The Community Woodlands Association was established in 2003 by Scotland’s community woodland groups to help them achieve their aspirations and potential: we provide advice, assistance and information, facilitate networking and training, and represent and promote community woodlands to the wider world.
There are around 200 community woodland groups in Scotland, from the highlands and islands to the heart of our major cities; collectively they own and manage tens of thousands of hectares of forest, ranging from ancient semi-native woodlands to large conifer plantations and recent regeneration on urban brownfield sites.
Our support helps them to connect people with nature and build social capital in communities across Scotland, to manage their woodlands to meet local needs, and to deliver a broad range of social, environmental and economic public benefits.

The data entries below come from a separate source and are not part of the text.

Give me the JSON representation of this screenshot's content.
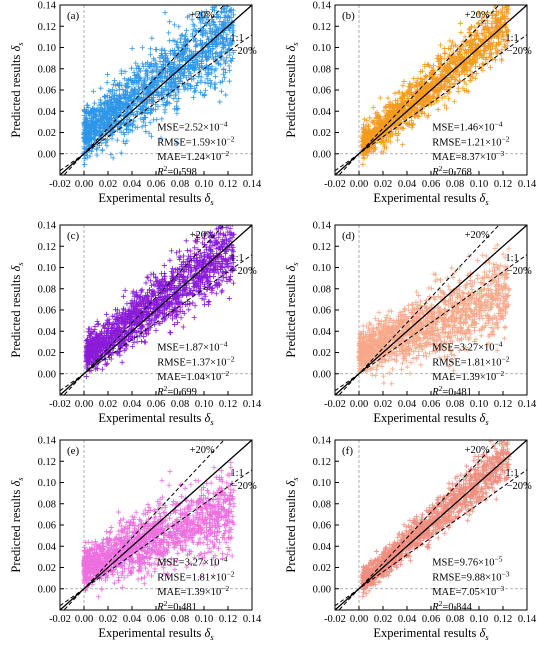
{
  "figure": {
    "panel_order": [
      "a",
      "b",
      "c",
      "d",
      "e",
      "f"
    ]
  },
  "chart_data": [
    {
      "type": "scatter",
      "panel_label": "(a)",
      "color": "#2f96e8",
      "xlabel_text": "Experimental results ",
      "xlabel_symbol": "δ",
      "xlabel_sub": "s",
      "ylabel_text": "Predicted results ",
      "ylabel_symbol": "δ",
      "ylabel_sub": "s",
      "xlim": [
        -0.02,
        0.14
      ],
      "ylim": [
        -0.02,
        0.14
      ],
      "xticks": [
        "-0.02",
        "0.00",
        "0.02",
        "0.04",
        "0.06",
        "0.08",
        "0.10",
        "0.12",
        "0.14"
      ],
      "yticks": [
        "0.00",
        "0.02",
        "0.04",
        "0.06",
        "0.08",
        "0.10",
        "0.12",
        "0.14"
      ],
      "reference_lines": {
        "identity": "1:1",
        "upper": "+20%",
        "lower": "−20%"
      },
      "stats": {
        "mse_label": "MSE=",
        "mse_value": "2.52×10",
        "mse_exp": "−4",
        "rmse_label": "RMSE=",
        "rmse_value": "1.59×10",
        "rmse_exp": "−2",
        "mae_label": "MAE=",
        "mae_value": "1.24×10",
        "mae_exp": "−2",
        "r2_label": "R",
        "r2_sup": "2",
        "r2_value": "=0.598"
      },
      "scatter_pattern": {
        "points": 1600,
        "x_range": [
          0.0,
          0.125
        ],
        "y_slope": 0.82,
        "y_offset": 0.018,
        "y_spread": 0.018
      }
    },
    {
      "type": "scatter",
      "panel_label": "(b)",
      "color": "#f39b1f",
      "xlabel_text": "Experimental results ",
      "xlabel_symbol": "δ",
      "xlabel_sub": "s",
      "ylabel_text": "Predicted results ",
      "ylabel_symbol": "δ",
      "ylabel_sub": "s",
      "xlim": [
        -0.02,
        0.14
      ],
      "ylim": [
        -0.02,
        0.14
      ],
      "xticks": [
        "-0.02",
        "0.00",
        "0.02",
        "0.04",
        "0.06",
        "0.08",
        "0.10",
        "0.12",
        "0.14"
      ],
      "yticks": [
        "0.00",
        "0.02",
        "0.04",
        "0.06",
        "0.08",
        "0.10",
        "0.12",
        "0.14"
      ],
      "reference_lines": {
        "identity": "1:1",
        "upper": "+20%",
        "lower": "−20%"
      },
      "stats": {
        "mse_label": "MSE=",
        "mse_value": "1.46×10",
        "mse_exp": "−4",
        "rmse_label": "RMSE=",
        "rmse_value": "1.21×10",
        "rmse_exp": "−2",
        "mae_label": "MAE=",
        "mae_value": "8.37×10",
        "mae_exp": "−3",
        "r2_label": "R",
        "r2_sup": "2",
        "r2_value": "=0.768"
      },
      "scatter_pattern": {
        "points": 1500,
        "x_range": [
          0.003,
          0.125
        ],
        "y_slope": 0.95,
        "y_offset": 0.006,
        "y_spread": 0.012
      }
    },
    {
      "type": "scatter",
      "panel_label": "(c)",
      "color": "#8a1bd8",
      "xlabel_text": "Experimental results ",
      "xlabel_symbol": "δ",
      "xlabel_sub": "s",
      "ylabel_text": "Predicted results ",
      "ylabel_symbol": "δ",
      "ylabel_sub": "s",
      "xlim": [
        -0.02,
        0.14
      ],
      "ylim": [
        -0.02,
        0.14
      ],
      "xticks": [
        "-0.02",
        "0.00",
        "0.02",
        "0.04",
        "0.06",
        "0.08",
        "0.10",
        "0.12",
        "0.14"
      ],
      "yticks": [
        "0.00",
        "0.02",
        "0.04",
        "0.06",
        "0.08",
        "0.10",
        "0.12",
        "0.14"
      ],
      "reference_lines": {
        "identity": "1:1",
        "upper": "+20%",
        "lower": "−20%"
      },
      "stats": {
        "mse_label": "MSE=",
        "mse_value": "1.87×10",
        "mse_exp": "−4",
        "rmse_label": "RMSE=",
        "rmse_value": "1.37×10",
        "rmse_exp": "−2",
        "mae_label": "MAE=",
        "mae_value": "1.04×10",
        "mae_exp": "−2",
        "r2_label": "R",
        "r2_sup": "2",
        "r2_value": "=0.699"
      },
      "scatter_pattern": {
        "points": 1600,
        "x_range": [
          0.002,
          0.125
        ],
        "y_slope": 0.85,
        "y_offset": 0.015,
        "y_spread": 0.014
      }
    },
    {
      "type": "scatter",
      "panel_label": "(d)",
      "color": "#f7a98a",
      "xlabel_text": "Experimental results ",
      "xlabel_symbol": "δ",
      "xlabel_sub": "s",
      "ylabel_text": "Predicted results ",
      "ylabel_symbol": "δ",
      "ylabel_sub": "s",
      "xlim": [
        -0.02,
        0.14
      ],
      "ylim": [
        -0.02,
        0.14
      ],
      "xticks": [
        "-0.02",
        "0.00",
        "0.02",
        "0.04",
        "0.06",
        "0.08",
        "0.10",
        "0.12",
        "0.14"
      ],
      "yticks": [
        "0.00",
        "0.02",
        "0.04",
        "0.06",
        "0.08",
        "0.10",
        "0.12",
        "0.14"
      ],
      "reference_lines": {
        "identity": "1:1",
        "upper": "+20%",
        "lower": "−20%"
      },
      "stats": {
        "mse_label": "MSE=",
        "mse_value": "3.27×10",
        "mse_exp": "−4",
        "rmse_label": "RMSE=",
        "rmse_value": "1.81×10",
        "rmse_exp": "−2",
        "mae_label": "MAE=",
        "mae_value": "1.39×10",
        "mae_exp": "−2",
        "r2_label": "R",
        "r2_sup": "2",
        "r2_value": "=0.481"
      },
      "scatter_pattern": {
        "points": 1600,
        "x_range": [
          0.0,
          0.125
        ],
        "y_slope": 0.45,
        "y_offset": 0.02,
        "y_spread": 0.016
      }
    },
    {
      "type": "scatter",
      "panel_label": "(e)",
      "color": "#ee6fe0",
      "xlabel_text": "Experimental results ",
      "xlabel_symbol": "δ",
      "xlabel_sub": "s",
      "ylabel_text": "Predicted results ",
      "ylabel_symbol": "δ",
      "ylabel_sub": "s",
      "xlim": [
        -0.02,
        0.14
      ],
      "ylim": [
        -0.02,
        0.14
      ],
      "xticks": [
        "-0.02",
        "0.00",
        "0.02",
        "0.04",
        "0.06",
        "0.08",
        "0.10",
        "0.12",
        "0.14"
      ],
      "yticks": [
        "0.00",
        "0.02",
        "0.04",
        "0.06",
        "0.08",
        "0.10",
        "0.12",
        "0.14"
      ],
      "reference_lines": {
        "identity": "1:1",
        "upper": "+20%",
        "lower": "−20%"
      },
      "stats": {
        "mse_label": "MSE=",
        "mse_value": "3.27×10",
        "mse_exp": "−4",
        "rmse_label": "RMSE=",
        "rmse_value": "1.81×10",
        "rmse_exp": "−2",
        "mae_label": "MAE=",
        "mae_value": "1.39×10",
        "mae_exp": "−2",
        "r2_label": "R",
        "r2_sup": "2",
        "r2_value": "=0.481"
      },
      "scatter_pattern": {
        "points": 1600,
        "x_range": [
          0.0,
          0.125
        ],
        "y_slope": 0.45,
        "y_offset": 0.02,
        "y_spread": 0.016
      }
    },
    {
      "type": "scatter",
      "panel_label": "(f)",
      "color": "#ef8f80",
      "xlabel_text": "Experimental results ",
      "xlabel_symbol": "δ",
      "xlabel_sub": "s",
      "ylabel_text": "Predicted results ",
      "ylabel_symbol": "δ",
      "ylabel_sub": "s",
      "xlim": [
        -0.02,
        0.14
      ],
      "ylim": [
        -0.02,
        0.14
      ],
      "xticks": [
        "-0.02",
        "0.00",
        "0.02",
        "0.04",
        "0.06",
        "0.08",
        "0.10",
        "0.12",
        "0.14"
      ],
      "yticks": [
        "0.00",
        "0.02",
        "0.04",
        "0.06",
        "0.08",
        "0.10",
        "0.12",
        "0.14"
      ],
      "reference_lines": {
        "identity": "1:1",
        "upper": "+20%",
        "lower": "−20%"
      },
      "stats": {
        "mse_label": "MSE=",
        "mse_value": "9.76×10",
        "mse_exp": "−5",
        "rmse_label": "RMSE=",
        "rmse_value": "9.88×10",
        "rmse_exp": "−3",
        "mae_label": "MAE=",
        "mae_value": "7.05×10",
        "mae_exp": "−3",
        "r2_label": "R",
        "r2_sup": "2",
        "r2_value": "=0.844"
      },
      "scatter_pattern": {
        "points": 1500,
        "x_range": [
          0.003,
          0.125
        ],
        "y_slope": 0.97,
        "y_offset": 0.004,
        "y_spread": 0.009
      }
    }
  ]
}
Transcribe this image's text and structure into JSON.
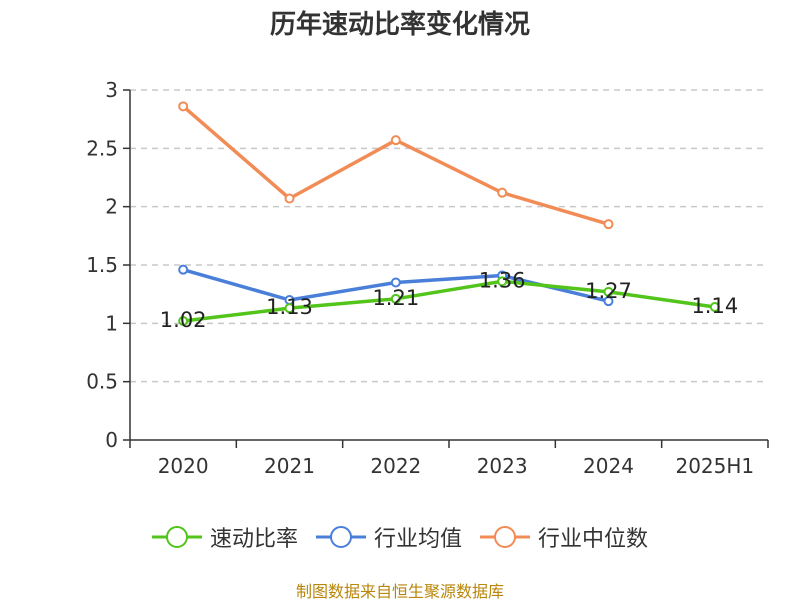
{
  "title": "历年速动比率变化情况",
  "source": "制图数据来自恒生聚源数据库",
  "chart_data": {
    "type": "line",
    "title": "历年速动比率变化情况",
    "categories": [
      "2020",
      "2021",
      "2022",
      "2023",
      "2024",
      "2025H1"
    ],
    "ylim": [
      0,
      3
    ],
    "yticks": [
      0,
      0.5,
      1,
      1.5,
      2,
      2.5,
      3
    ],
    "ytick_labels": [
      "0",
      "0.5",
      "1",
      "1.5",
      "2",
      "2.5",
      "3"
    ],
    "grid": true,
    "legend_position": "bottom",
    "series": [
      {
        "name": "速动比率",
        "color": "#52c41a",
        "values": [
          1.02,
          1.13,
          1.21,
          1.36,
          1.27,
          1.14
        ],
        "labels": [
          "1.02",
          "1.13",
          "1.21",
          "1.36",
          "1.27",
          "1.14"
        ]
      },
      {
        "name": "行业均值",
        "color": "#4a7fd9",
        "values": [
          1.46,
          1.2,
          1.35,
          1.41,
          1.19,
          null
        ]
      },
      {
        "name": "行业中位数",
        "color": "#f28c56",
        "values": [
          2.86,
          2.07,
          2.57,
          2.12,
          1.85,
          null
        ]
      }
    ]
  }
}
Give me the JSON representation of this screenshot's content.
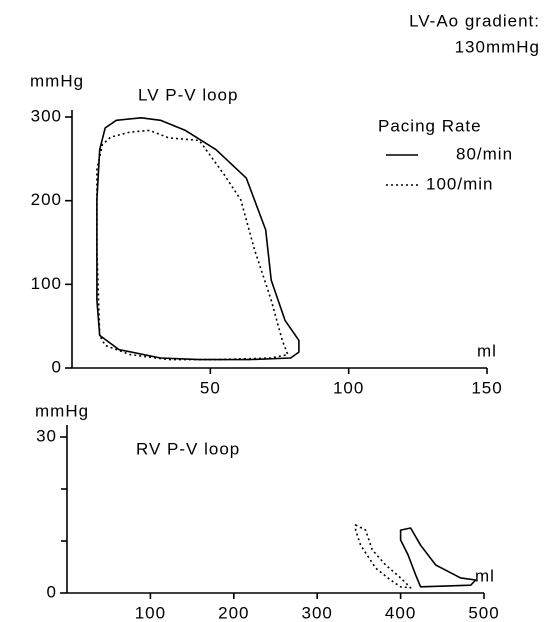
{
  "chart_data": [
    {
      "type": "line",
      "title": "LV P-V loop",
      "y_label": "mmHg",
      "x_label": "ml",
      "annotations": [
        "LV-Ao gradient:",
        "130mmHg"
      ],
      "legend_title": "Pacing Rate",
      "legend": "upper right",
      "xlim": [
        0,
        150
      ],
      "xticks": [
        50,
        100,
        150
      ],
      "ylim": [
        0,
        300
      ],
      "yticks": [
        0,
        100,
        200,
        300
      ],
      "series": [
        {
          "name": "80/min",
          "color": "#000000",
          "style": "solid",
          "x": [
            10,
            9,
            9,
            10,
            12,
            16,
            25,
            32,
            41,
            52,
            63,
            70,
            72,
            77,
            82,
            82,
            79,
            64,
            46,
            32,
            17
          ],
          "values": [
            39,
            81,
            201,
            261,
            287,
            296,
            299,
            296,
            284,
            261,
            227,
            165,
            105,
            57,
            33,
            19,
            12,
            10,
            10,
            12,
            22
          ]
        },
        {
          "name": "100/min",
          "color": "#000000",
          "style": "dotted",
          "x": [
            10,
            9,
            9,
            11,
            14,
            21,
            28,
            35,
            46,
            55,
            61,
            66,
            72,
            76,
            78,
            72,
            53,
            35,
            21,
            12
          ],
          "values": [
            39,
            141,
            237,
            267,
            276,
            282,
            284,
            275,
            272,
            231,
            201,
            141,
            81,
            33,
            16,
            12,
            10,
            10,
            16,
            27
          ]
        }
      ]
    },
    {
      "type": "line",
      "title": "RV P-V loop",
      "y_label": "mmHg",
      "x_label": "ml",
      "xlim": [
        0,
        500
      ],
      "xticks": [
        100,
        200,
        300,
        400,
        500
      ],
      "ylim": [
        0,
        30
      ],
      "yticks": [
        0,
        30
      ],
      "minor_yticks": [
        10,
        20
      ],
      "series": [
        {
          "name": "80/min",
          "color": "#000000",
          "style": "solid",
          "x": [
            400,
            412,
            424,
            442,
            472,
            490,
            484,
            448,
            424,
            418,
            409,
            400
          ],
          "values": [
            12.1,
            12.5,
            9.2,
            5.4,
            2.9,
            2.5,
            1.5,
            1.3,
            1.2,
            3.5,
            7.3,
            10.2
          ]
        },
        {
          "name": "100/min",
          "color": "#000000",
          "style": "dotted",
          "x": [
            346,
            358,
            366,
            382,
            400,
            412,
            400,
            388,
            370,
            352,
            346
          ],
          "values": [
            13.1,
            12.1,
            8.3,
            5.4,
            2.9,
            1.0,
            1.2,
            2.5,
            4.8,
            9.2,
            12.1
          ]
        }
      ]
    }
  ]
}
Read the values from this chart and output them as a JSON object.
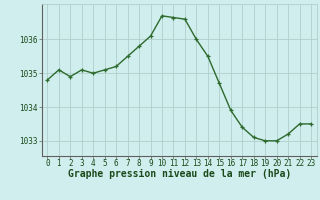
{
  "x": [
    0,
    1,
    2,
    3,
    4,
    5,
    6,
    7,
    8,
    9,
    10,
    11,
    12,
    13,
    14,
    15,
    16,
    17,
    18,
    19,
    20,
    21,
    22,
    23
  ],
  "y": [
    1034.8,
    1035.1,
    1034.9,
    1035.1,
    1035.0,
    1035.1,
    1035.2,
    1035.5,
    1035.8,
    1036.1,
    1036.7,
    1036.65,
    1036.6,
    1036.0,
    1035.5,
    1034.7,
    1033.9,
    1033.4,
    1033.1,
    1033.0,
    1033.0,
    1033.2,
    1033.5,
    1033.5
  ],
  "line_color": "#2d6a2d",
  "marker_color": "#2d6a2d",
  "bg_color": "#d0eeed",
  "grid_color": "#b0d0cc",
  "xlabel": "Graphe pression niveau de la mer (hPa)",
  "xlabel_color": "#1a4a1a",
  "yticks": [
    1033,
    1034,
    1035,
    1036
  ],
  "xtick_labels": [
    "0",
    "1",
    "2",
    "3",
    "4",
    "5",
    "6",
    "7",
    "8",
    "9",
    "10",
    "11",
    "12",
    "13",
    "14",
    "15",
    "16",
    "17",
    "18",
    "19",
    "20",
    "21",
    "22",
    "23"
  ],
  "ylim": [
    1032.55,
    1037.05
  ],
  "xlim": [
    -0.5,
    23.5
  ],
  "tick_fontsize": 5.5,
  "xlabel_fontsize": 7,
  "linewidth": 1.0,
  "markersize": 3.0
}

Scotland’s community woodlands are:
- providing wide-ranging opportunities for outdoor recreation, from informal paths and ’all ability’ facilities to mountain bike trails and orienteering courses;
- restoring native woodlands, and improving woodland habitats, to conserve and enhance Scotland’s biodiversity and help mitigate climate change;
- increasing the economic value of forestry to local communities, creating jobs, developing local processing and building markets for forest products;
- developing local supply chains and markets for woodfuel, to help reduce our dependence on fossil fuels and support sustainable forest management;
- involving all sections of the community in planning and decision-making, and ensuring that the benefits of community woodlands are available to all.